In Turkey, President Recep Tayyip Erdogan visited Gaziantep on Thursday, where residential blocks were destroyed by the quakes and Osmaniye and Kills.


Considering the magnitude and impact of the disaster we have experienced there may be delays and shortcomings,” he said.


Government sources estimate that more than 8000 buildings were destroyed and Erdogan pledged the Turkish government would offer families 10,000 Turkish lire or about $530.


According to Foreign Minister Mevlut Cavusoglu, nearly 100 countries and hundreds of nongovernmental organizations have provided medical aid to Turkey while more than 6,300 emergency personnel have arrived from 56 countries. Turkey also received $1.78 billion in relief and recovery aid from the World Bank.


U.S. disaster response teams helped with search-and-rescue operations in Adiyaman.
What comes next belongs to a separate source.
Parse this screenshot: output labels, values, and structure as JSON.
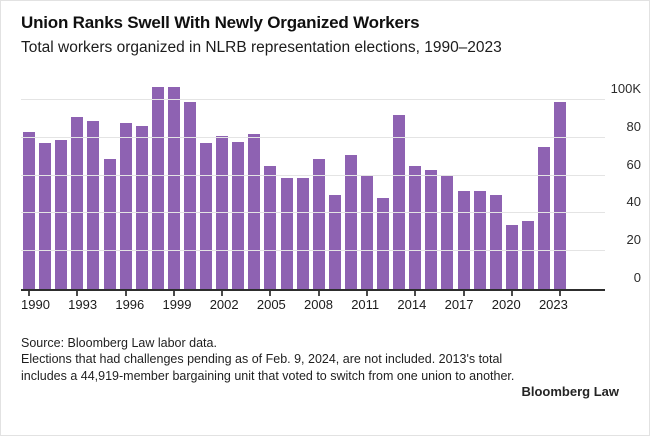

USAID administrator Samantha Power announced the United States will provide $85 million in humanitarian assistance to Turkey and Syria.


Children Are The Most Affected By The Lack Of Equipment


Aid agencies distributed tents and blankets to survivors in southern Turkey; families with missing loved ones sifted through debris without assistance heavy equipment has taken days to arrive in some locations.


Mohammed Farhan Khalid, the leader of a Pakistani rescue team in Adiyaman compared the Turkish earthquakes to a 2005 quake in Kashmir that killed tens of thousands.


Several children have also been orphaned by the disaster. Sixteen babies were flown from Kahramanmaras in the south to Ankara to be cared for by state institutions.


The internet-monitoring group Net Blocks later reported that Twitter services were restored after Turkish policymakers met with Twitter officials on Wednesday.


Erdogan is facing an election in a few months, and recovering from the earthquakes will be a major test of his decades-long grip on power.


A three-month state of emergency began Thursday in 10 quake-affected provinces in Turkey, after a vote in the Turkish parliament. Turkey’s disaster management agency quoted Erdogan as saying the declaration would allow authorities to stop people from looting stores and take action against groups trying to profit from the tragedy.